The tribe of ghostly, ghastly Halloween hunters pushed through a doorway into what looked like a kitchen. A foul odor stung our noses. Brimstone? We stood in a circle as if summoning spirits. From the other room came a clink, a clank, a spinning. As if bottles were being kicked. Yet we were all accounted for so Who-Was-That? A low rumble. Chains? Tumble, then a shuffle. Maybe a grumble? The sound of bones falling against each other. Were they rattling? Eeeahhy!! The tribe began to scatter and claw at the windows caked over with grime.
That small voice came again: Like a spirit, we had called: “This way’s the door, come on, follow me!” With the jack-o-lantern light bobbing, Hobo, Ghost, Witch, Monster, Alien, and Dumble scrambling to a door. This one is huge and heavy. Once again, in unison, we tugged and pulled every Witch way. Then a small screeching of metal tumbles, locks sliding, knobs turning.
The humble Halloween jack-o-lantern flies through the doorway across the porch leaping into the witch’s black cauldron sky.
A dozen frightened feet scurried across the porch, through ghosts of Halloween’s past. Down the steps to the sidewalk. One pair of feet freezes there. The other ghost hunters still running down the empty street. Yet, I had stopped. As if charmed by a goblins whisper, one foot stuck in mid-air and it pulls me back around. I, Hobo, take a step toward the sad house. Its doors like gaping jaws, moaning. Its shutters, shaking. Windows, crying. Looking as if it will tumble in upon itself. Then, a low growling as the door begins to close. And somehow, I know, that it will be forever. There a crooked shadow can be seen through the dim of the open door. Not so ghoulish, as sad, I thought. A lonely, ageless figure with a gleaming Yellow Eye and candy corn teeth grinning.
As the door groans shut, a burst of stagnant air spits out a shard of ancient newspaper. It escapes, dances and twists across the crumbling porch. Vanishing like autumn and the ashes of my childhood. At that moment, I understood the sadness of the lost and forgotten.
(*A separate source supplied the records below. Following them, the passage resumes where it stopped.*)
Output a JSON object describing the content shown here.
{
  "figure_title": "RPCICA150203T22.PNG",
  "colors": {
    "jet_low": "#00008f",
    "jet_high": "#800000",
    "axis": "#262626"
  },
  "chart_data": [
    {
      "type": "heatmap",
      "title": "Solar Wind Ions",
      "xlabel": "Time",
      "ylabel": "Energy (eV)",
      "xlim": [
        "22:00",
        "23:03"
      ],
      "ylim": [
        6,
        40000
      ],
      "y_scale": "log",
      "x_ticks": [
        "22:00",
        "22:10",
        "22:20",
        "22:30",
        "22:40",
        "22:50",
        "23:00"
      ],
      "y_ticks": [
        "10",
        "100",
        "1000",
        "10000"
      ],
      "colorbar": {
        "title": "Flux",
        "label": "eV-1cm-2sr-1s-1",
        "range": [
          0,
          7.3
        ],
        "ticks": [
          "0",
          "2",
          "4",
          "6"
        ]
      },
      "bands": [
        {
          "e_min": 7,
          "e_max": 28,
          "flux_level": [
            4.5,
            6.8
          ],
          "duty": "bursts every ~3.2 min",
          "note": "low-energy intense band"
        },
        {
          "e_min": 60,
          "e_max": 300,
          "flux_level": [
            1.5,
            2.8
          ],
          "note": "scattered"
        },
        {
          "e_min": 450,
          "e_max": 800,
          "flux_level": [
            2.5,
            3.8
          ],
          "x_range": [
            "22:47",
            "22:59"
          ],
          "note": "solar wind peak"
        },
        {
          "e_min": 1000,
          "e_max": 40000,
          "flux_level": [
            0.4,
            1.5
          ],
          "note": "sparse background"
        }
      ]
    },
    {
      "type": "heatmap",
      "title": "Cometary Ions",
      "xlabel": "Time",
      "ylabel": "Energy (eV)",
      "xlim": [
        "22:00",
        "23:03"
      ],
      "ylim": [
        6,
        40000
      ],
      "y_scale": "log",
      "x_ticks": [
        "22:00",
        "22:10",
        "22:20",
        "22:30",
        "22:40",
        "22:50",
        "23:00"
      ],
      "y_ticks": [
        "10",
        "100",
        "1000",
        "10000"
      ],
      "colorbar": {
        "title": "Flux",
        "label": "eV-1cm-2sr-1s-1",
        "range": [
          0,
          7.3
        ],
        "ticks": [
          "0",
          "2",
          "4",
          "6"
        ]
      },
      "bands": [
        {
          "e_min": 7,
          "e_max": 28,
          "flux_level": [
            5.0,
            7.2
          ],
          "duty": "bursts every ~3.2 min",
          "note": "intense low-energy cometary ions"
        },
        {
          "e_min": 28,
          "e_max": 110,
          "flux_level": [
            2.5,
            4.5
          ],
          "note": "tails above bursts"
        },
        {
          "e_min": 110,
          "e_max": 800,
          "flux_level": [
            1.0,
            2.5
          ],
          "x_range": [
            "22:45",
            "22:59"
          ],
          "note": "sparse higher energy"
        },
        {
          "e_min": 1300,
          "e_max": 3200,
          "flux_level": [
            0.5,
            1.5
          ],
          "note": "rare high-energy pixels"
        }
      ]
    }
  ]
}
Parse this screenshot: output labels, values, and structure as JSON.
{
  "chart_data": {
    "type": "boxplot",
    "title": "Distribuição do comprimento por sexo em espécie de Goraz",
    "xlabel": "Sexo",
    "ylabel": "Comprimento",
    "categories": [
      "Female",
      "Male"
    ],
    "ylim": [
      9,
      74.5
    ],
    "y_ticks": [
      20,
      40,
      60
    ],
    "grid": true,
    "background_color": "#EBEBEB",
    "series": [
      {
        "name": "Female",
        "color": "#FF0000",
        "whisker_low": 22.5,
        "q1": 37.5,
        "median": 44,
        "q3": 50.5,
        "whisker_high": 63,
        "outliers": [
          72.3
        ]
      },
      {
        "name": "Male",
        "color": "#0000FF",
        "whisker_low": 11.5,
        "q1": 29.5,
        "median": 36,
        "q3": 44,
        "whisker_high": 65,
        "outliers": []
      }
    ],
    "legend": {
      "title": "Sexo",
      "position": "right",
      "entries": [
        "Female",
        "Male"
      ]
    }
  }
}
Cold tears trickling down my face. I ached inside for them. This was the only night that anyone ever visited ‘Rattling Bones’. Cutting through the chilled night air, a thought – This Hobo turns, face dusted by a beckoning breeze, hearing a slight whisper in the wind teasing through the skeleton branches which tickle the face of the Haunted House. I listen. A voice, a mumble, comes into my head. It is My mother’s voice. It calls me to bed. Obediently, I humbly tread home. To a house which isn’t crumbling. A home of warm lights, sweet smells, gentle laughter rolling through the windows. And on this Hallowed night of nights, my mother holds me tight. And as I begin to drift and dream, I wonder — Who, was Dumble?